House Votes Down Resolution Condemning Maxine Waters’s Remarks on Chauvin Trial By Zachary Stieber
The House of Representatives on Tuesday voted down a resolution that would have censured Rep. Maxine Waters (D-Calif.).
The party-line vote saw 216 Democrats reject the resolution and 210 Republicans back it. Two members from each party did not vote.
Waters traveled to a Minneapolis suburb over the weekend and urged demonstrators to be “more confrontational” if former Minneapolis police officer Derek Chauvin were not convicted on charges in the death of George Floyd.
“We’re looking for a guilty verdict,” she also said.
The proposed resolution (pdf), filed by House Minority Leader Kevin McCarthy (R-Calif.), included most of Waters’s remarks. It also referenced how Hennepin County Judge Peter Cahill commented on them in the courtroom, saying in part: “I wish elected officials would stop talking about this case, especially in a manner that is disrespectful to the rule of law and to the judicial branch and our function.”
McCarthy charged that Waters “broke the law by violating curfew and then incited violence.”
On the House floor in Washington before the vote, Democrats disputed that claim.
“Chairwoman Waters’s remarks reflect the very profound anger and sense of hopelessness that she and so many others, myself included, feel when we see African-Americans being killed during encounters with our law enforcement.

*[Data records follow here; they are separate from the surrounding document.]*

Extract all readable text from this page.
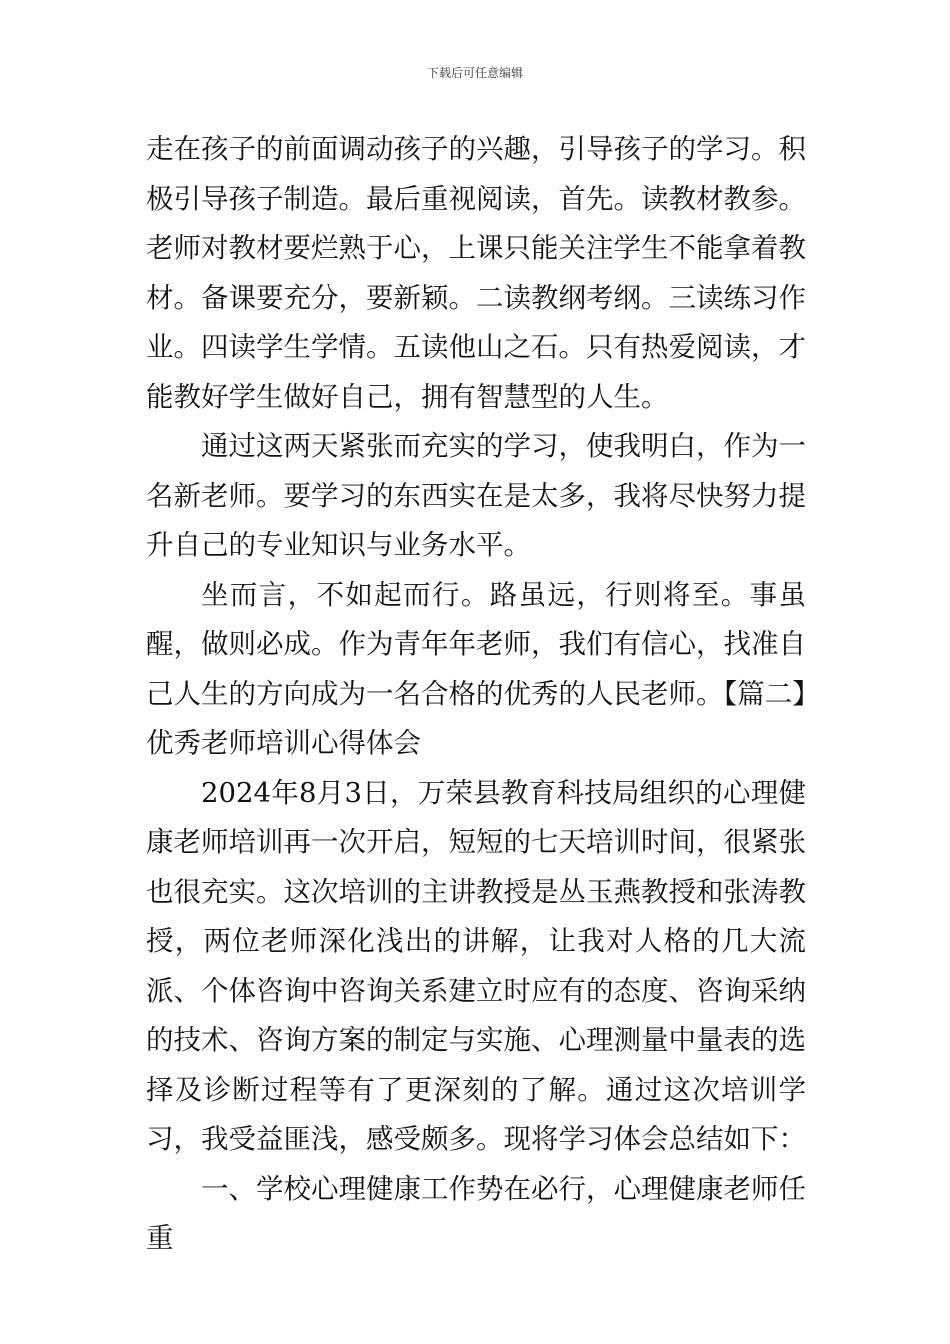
下载后可任意编辑

走在孩子的前面调动孩子的兴趣，引导孩子的学习。积极引导孩子制造。最后重视阅读，首先。读教材教参。老师对教材要烂熟于心，上课只能关注学生不能拿着教材。备课要充分，要新颖。二读教纲考纲。三读练习作业。四读学生学情。五读他山之石。只有热爱阅读，才能教好学生做好自己，拥有智慧型的人生。

通过这两天紧张而充实的学习，使我明白，作为一名新老师。要学习的东西实在是太多，我将尽快努力提升自己的专业知识与业务水平。

坐而言，不如起而行。路虽远，行则将至。事虽醒，做则必成。作为青年年老师，我们有信心，找准自己人生的方向成为一名合格的优秀的人民老师。【篇二】优秀老师培训心得体会

2024年8月3日，万荣县教育科技局组织的心理健康老师培训再一次开启，短短的七天培训时间，很紧张也很充实。这次培训的主讲教授是丛玉燕教授和张涛教授，两位老师深化浅出的讲解，让我对人格的几大流派、个体咨询中咨询关系建立时应有的态度、咨询采纳的技术、咨询方案的制定与实施、心理测量中量表的选择及诊断过程等有了更深刻的了解。通过这次培训学习，我受益匪浅，感受颇多。现将学习体会总结如下：

一、学校心理健康工作势在必行，心理健康老师任重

And their families not seeing justice,” House Majority Leader Steny Hoyer (D-Md.) told colleagues.
He accused Republicans of taking Waters’s remarks “out of context” to “hold a ‘gotcha’ partisan vote.”
In a statement after the vote, McCarthy said, “Speaker [Nancy] Pelosi, and every other House Democrat, had the opportunity to condemn the violent rhetoric of our colleague Representative Waters, a chairwoman and senior member of Congress, to protesters to ‘get more confrontational.’”

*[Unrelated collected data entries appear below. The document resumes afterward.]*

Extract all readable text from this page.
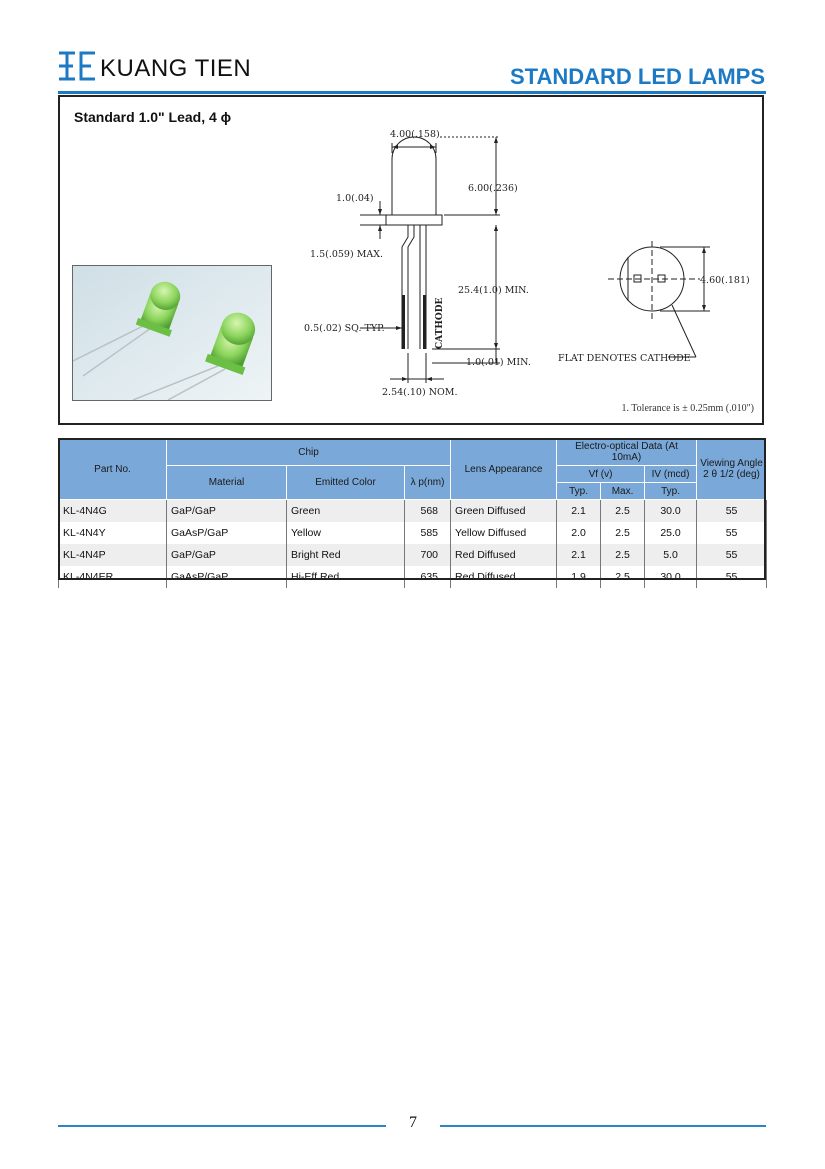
KUANG TIEN	STANDARD LED LAMPS
Standard 1.0" Lead, 4 ϕ
4.00(.158)
6.00(.236)
1.0(.04)
1.5(.059) MAX.
25.4(1.0) MIN.
0.5(.02) SQ. TYP.	CATHODE
1.0(.01) MIN.
2.54(.10) NOM.
4.60(.181)
FLAT DENOTES CATHODE
1. Tolerance is ± 0.25mm (.010")
Part No.	Chip			Lens Appearance	Electro-optical Data (At 10mA)			Viewing Angle 2 θ 1/2 (deg)
	Material	Emitted Color	λ p(nm)		Vf (v)		IV (mcd)	
					Typ.	Max.	Typ.	
KL-4N4G	GaP/GaP	Green	568	Green Diffused	2.1	2.5	30.0	55
KL-4N4Y	GaAsP/GaP	Yellow	585	Yellow Diffused	2.0	2.5	25.0	55
KL-4N4P	GaP/GaP	Bright Red	700	Red Diffused	2.1	2.5	5.0	55
KL-4N4ER	GaAsP/GaP	Hi-Eff Red	635	Red Diffused	1.9	2.5	30.0	55
7
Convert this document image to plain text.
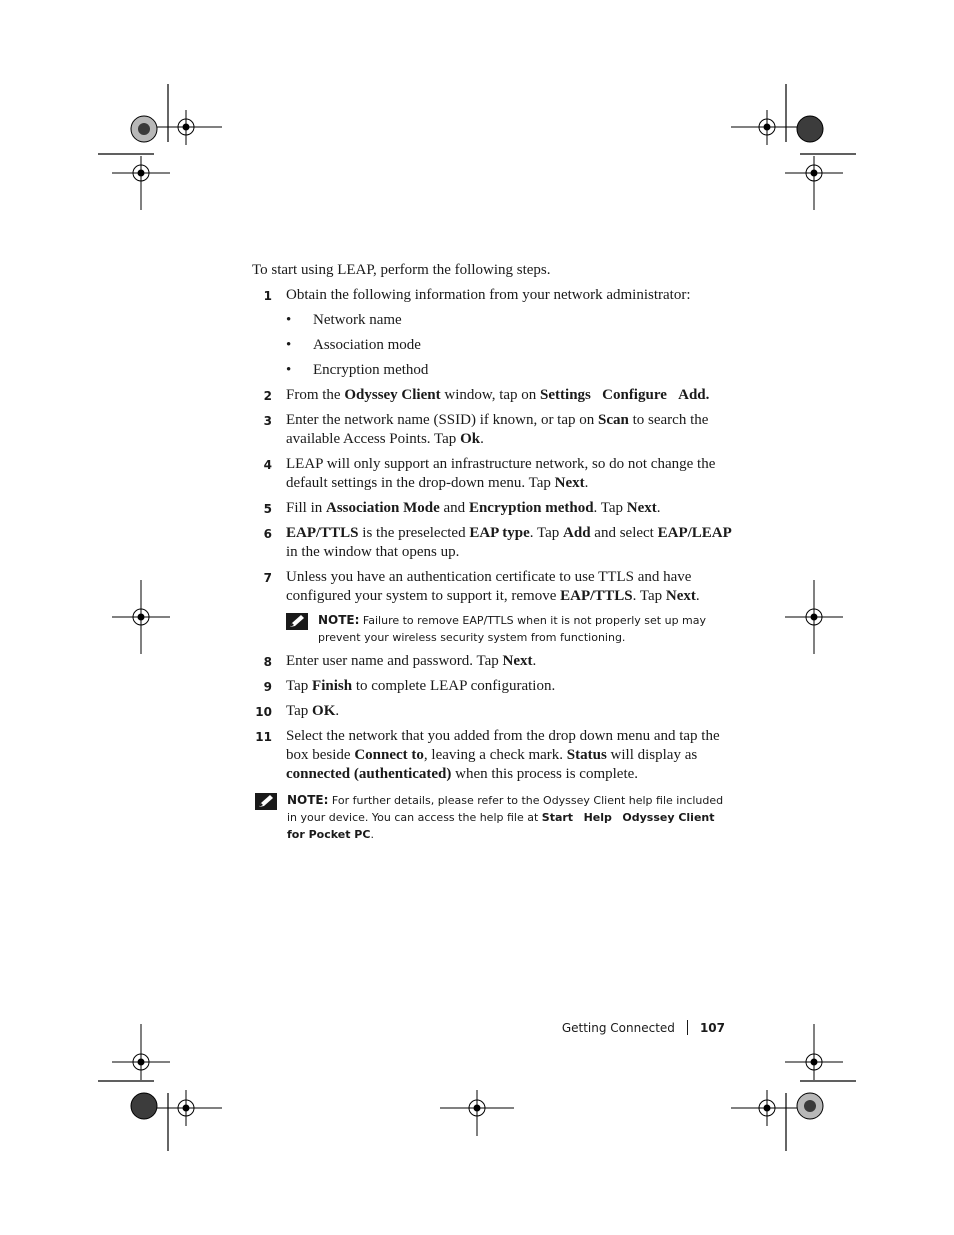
To start using LEAP, perform the following steps.

1 Obtain the following information from your network administrator:
• Network name
• Association mode
• Encryption method
2 From the Odyssey Client window, tap on Settings Configure Add.
3 Enter the network name (SSID) if known, or tap on Scan to search the available Access Points. Tap Ok.
4 LEAP will only support an infrastructure network, so do not change the default settings in the drop-down menu. Tap Next.
5 Fill in Association Mode and Encryption method. Tap Next.
6 EAP/TTLS is the preselected EAP type. Tap Add and select EAP/LEAP in the window that opens up.
7 Unless you have an authentication certificate to use TTLS and have configured your system to support it, remove EAP/TTLS. Tap Next.
NOTE: Failure to remove EAP/TTLS when it is not properly set up may prevent your wireless security system from functioning.
8 Enter user name and password. Tap Next.
9 Tap Finish to complete LEAP configuration.
10 Tap OK.
11 Select the network that you added from the drop down menu and tap the box beside Connect to, leaving a check mark. Status will display as connected (authenticated) when this process is complete.
NOTE: For further details, please refer to the Odyssey Client help file included in your device. You can access the help file at Start Help Odyssey Client for Pocket PC.
Getting Connected 107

“Instead, they condoned it. And the House and our justice system are worse off because of it,” he added.
“Every single House Democrat just voted to stand with Maxine Waters. They made it clear: Democrats are fine with Democrat politicians inciting violence and chaos,” House Minority Whip Steve Scalise (R-La.) wrote in a tweet.
Pelosi had defended Waters’s remarks, saying she did not need to apologize.
“Maxine talked about confrontation in the manner of the civil rights movement,” Pelosi told reporters on Monday. “I myself think we should take our lead from the George Floyd family. They’ve handled this with great dignity and no ambiguity or … misinterpretation by the other side. No, I don’t think she should apologize.”